Friday, December 28, 2012

School vacation

Today is the 8th day of winter break... the kids will have been home for 8 days (counting weekends) when today ends. In past years this was meltdown time. Beth would cry and beg for school to start again. She'd promise to be good, in between sobs, as she begged to just be allowed to go back to school. It was frustrating and heartbreaking as we tried for the 400th time to explain to her that school would start again soon and how we would show her on the calendar where we had it marked out and were counting down the days.

That was before. That was when she loved school. She says she loves school now but this child is as disconnected from school as a kid can get. The school says this is age appropriate. I call bullshit. I don't believe we are looking at an age appropriate shift of attitude at all. When school is in session now her hallucinations are hard, harsh, violent, and mean. She sees zombies, dripping blood, and develops mysterious headaches and bathroom accidents at school. When school isn't in session she rarely mentions a hallucination (although I can see her reacting to external stimuli), has no unexplained health issues, and never has any time of bathroom accidents. When she does mention a hallucination its a harmless (as harmless as a hallucination can be) one, or a fun (to her) one. 

In just a few short weeks we are meeting again with the district to go over whether she has made effective progress this year. The school swears she has but her medical and therapeutic team (and myself) sees a marked regression. Its a tough spot and I pray we can all come together and put in place what will help her learn and grow appropriately. I know the schizophrenia is the sticking point here. The school is frustrated because they believe there's a miracle pill that will take away the hallucinations. I believe if we medicate we have a strong possibility of opening pandora's box... and I'm not ready to make things worse for her. She's alienated enough as it is and she knows it. Other children pick on her at school already because she's in a general ed classroom due to her highly advanced academic abilities. What happens if the medications cause tics or aggression? Add that to the high risk of physical side effects and I just can't do it just yet although we are reviewing her current hallucinations and symptoms with our pediatric psycho-pharmacologist after the holidays. We may not medicate but we do stay current with a prescriber in case that has to change quickly.

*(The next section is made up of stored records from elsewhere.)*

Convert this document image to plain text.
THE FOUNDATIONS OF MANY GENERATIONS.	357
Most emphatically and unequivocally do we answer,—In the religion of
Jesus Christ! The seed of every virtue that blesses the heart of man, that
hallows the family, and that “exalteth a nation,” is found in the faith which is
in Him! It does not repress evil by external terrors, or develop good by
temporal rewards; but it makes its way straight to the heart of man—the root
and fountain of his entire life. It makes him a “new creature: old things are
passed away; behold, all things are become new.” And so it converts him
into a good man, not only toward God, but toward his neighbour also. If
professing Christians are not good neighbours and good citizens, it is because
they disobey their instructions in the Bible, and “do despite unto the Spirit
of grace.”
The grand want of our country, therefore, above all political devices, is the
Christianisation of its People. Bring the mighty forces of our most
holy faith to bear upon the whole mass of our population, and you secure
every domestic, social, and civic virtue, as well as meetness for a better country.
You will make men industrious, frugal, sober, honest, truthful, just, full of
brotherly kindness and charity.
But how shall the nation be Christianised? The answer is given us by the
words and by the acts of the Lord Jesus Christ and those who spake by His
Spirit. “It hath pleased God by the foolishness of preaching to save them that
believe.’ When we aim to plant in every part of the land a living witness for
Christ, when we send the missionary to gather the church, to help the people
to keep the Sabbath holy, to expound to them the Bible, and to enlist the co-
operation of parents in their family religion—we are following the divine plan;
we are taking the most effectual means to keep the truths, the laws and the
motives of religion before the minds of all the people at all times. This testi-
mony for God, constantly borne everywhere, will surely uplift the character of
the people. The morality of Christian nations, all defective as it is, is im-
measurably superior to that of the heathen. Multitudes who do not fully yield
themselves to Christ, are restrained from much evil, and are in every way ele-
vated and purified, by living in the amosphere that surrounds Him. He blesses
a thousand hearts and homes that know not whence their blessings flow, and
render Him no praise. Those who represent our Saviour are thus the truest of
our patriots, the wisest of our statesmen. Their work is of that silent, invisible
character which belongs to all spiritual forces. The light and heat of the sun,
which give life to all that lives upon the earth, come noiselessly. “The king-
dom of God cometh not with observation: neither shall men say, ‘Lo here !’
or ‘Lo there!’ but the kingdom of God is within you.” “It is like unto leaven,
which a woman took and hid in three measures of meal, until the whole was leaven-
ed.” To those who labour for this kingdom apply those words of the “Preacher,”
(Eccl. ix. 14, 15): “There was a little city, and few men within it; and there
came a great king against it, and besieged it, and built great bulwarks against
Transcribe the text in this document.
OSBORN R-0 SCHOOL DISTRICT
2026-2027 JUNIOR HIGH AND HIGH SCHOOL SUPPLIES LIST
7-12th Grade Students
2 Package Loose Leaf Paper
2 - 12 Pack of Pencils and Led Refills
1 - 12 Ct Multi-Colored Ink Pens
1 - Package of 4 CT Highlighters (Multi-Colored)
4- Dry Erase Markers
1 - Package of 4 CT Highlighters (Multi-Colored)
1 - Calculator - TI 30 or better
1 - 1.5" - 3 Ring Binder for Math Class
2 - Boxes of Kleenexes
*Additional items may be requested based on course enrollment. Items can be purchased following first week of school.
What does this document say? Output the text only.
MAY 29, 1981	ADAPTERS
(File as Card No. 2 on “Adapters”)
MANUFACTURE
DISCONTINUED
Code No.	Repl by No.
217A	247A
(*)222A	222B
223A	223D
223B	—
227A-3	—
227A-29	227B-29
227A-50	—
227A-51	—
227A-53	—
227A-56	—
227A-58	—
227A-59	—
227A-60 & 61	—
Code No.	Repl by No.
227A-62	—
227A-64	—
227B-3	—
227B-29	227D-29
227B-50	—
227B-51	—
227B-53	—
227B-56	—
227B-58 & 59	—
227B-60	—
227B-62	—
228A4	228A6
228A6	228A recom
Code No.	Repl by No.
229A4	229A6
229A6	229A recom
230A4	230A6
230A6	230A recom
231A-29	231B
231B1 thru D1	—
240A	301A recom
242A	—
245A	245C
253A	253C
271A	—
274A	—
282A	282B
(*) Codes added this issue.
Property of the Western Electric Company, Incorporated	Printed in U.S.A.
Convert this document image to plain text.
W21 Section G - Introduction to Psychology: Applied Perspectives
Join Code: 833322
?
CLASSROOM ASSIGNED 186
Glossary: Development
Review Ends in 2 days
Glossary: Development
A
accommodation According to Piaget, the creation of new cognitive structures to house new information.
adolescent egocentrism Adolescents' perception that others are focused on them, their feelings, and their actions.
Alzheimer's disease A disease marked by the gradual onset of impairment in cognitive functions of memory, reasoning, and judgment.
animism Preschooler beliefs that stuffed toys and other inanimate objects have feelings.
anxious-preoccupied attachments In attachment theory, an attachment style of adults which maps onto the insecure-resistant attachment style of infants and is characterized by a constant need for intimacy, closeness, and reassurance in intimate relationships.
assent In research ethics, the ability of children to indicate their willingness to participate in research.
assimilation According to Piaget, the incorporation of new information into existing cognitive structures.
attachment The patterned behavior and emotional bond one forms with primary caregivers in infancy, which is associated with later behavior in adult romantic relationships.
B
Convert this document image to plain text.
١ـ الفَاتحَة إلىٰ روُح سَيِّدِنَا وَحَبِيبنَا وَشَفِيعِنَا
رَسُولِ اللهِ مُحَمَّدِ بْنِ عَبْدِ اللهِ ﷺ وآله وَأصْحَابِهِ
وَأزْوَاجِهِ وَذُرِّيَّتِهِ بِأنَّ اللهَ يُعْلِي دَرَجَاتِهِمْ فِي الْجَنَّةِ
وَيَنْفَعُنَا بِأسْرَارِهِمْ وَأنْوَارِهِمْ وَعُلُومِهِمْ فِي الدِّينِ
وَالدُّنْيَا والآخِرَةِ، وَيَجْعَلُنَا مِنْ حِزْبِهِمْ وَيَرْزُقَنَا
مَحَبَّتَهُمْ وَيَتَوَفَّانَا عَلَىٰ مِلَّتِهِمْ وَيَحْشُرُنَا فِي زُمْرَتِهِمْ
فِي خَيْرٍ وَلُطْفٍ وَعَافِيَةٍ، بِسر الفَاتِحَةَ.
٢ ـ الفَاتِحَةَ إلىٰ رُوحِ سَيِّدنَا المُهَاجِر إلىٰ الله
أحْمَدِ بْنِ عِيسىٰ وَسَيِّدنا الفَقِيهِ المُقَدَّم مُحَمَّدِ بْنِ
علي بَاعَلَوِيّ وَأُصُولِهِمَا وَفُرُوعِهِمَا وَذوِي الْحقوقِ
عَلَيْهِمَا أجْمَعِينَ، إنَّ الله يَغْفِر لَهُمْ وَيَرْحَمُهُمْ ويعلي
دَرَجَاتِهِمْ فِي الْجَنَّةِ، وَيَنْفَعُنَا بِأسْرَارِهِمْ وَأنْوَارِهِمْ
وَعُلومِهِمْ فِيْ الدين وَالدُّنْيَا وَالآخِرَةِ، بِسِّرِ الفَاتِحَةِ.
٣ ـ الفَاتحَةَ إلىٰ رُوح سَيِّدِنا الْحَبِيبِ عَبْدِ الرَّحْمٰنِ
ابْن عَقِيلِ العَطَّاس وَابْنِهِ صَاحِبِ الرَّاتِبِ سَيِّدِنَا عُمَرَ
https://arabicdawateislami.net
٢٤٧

I did some serious looking around and there isn't a lot around here in terms of day programs for schizophrenic children. There are a ton of options for autism, not so much for schizophrenia. The few that are within an hour of us she's pretty much to young for. It really cuts down options as we try to decide how best to help her. To me its more important that she keep learning how to be positive, how to learn to identify the different between hallucination and reality (to the best of her ability) and other non chemical interventions. I know these will only work to an extent and only for so long before medications have to be introduced and that's fine. Ideally I'd like to make it through puberty before we start medicating so we know for sure what changes in her behavior can be attributed to hormones vs trying to narrow it down to hormones or medication and because most of these meds are less risky for teenagers.

So that's where we stand right now. Hopefully we will have some better answers for her in a few weeks.

1 comment:

  1. That's a good idea trying to wait for puberty. Hopfully you won'thave to medicate at all. ~snuggles~ I wish we could do more to help.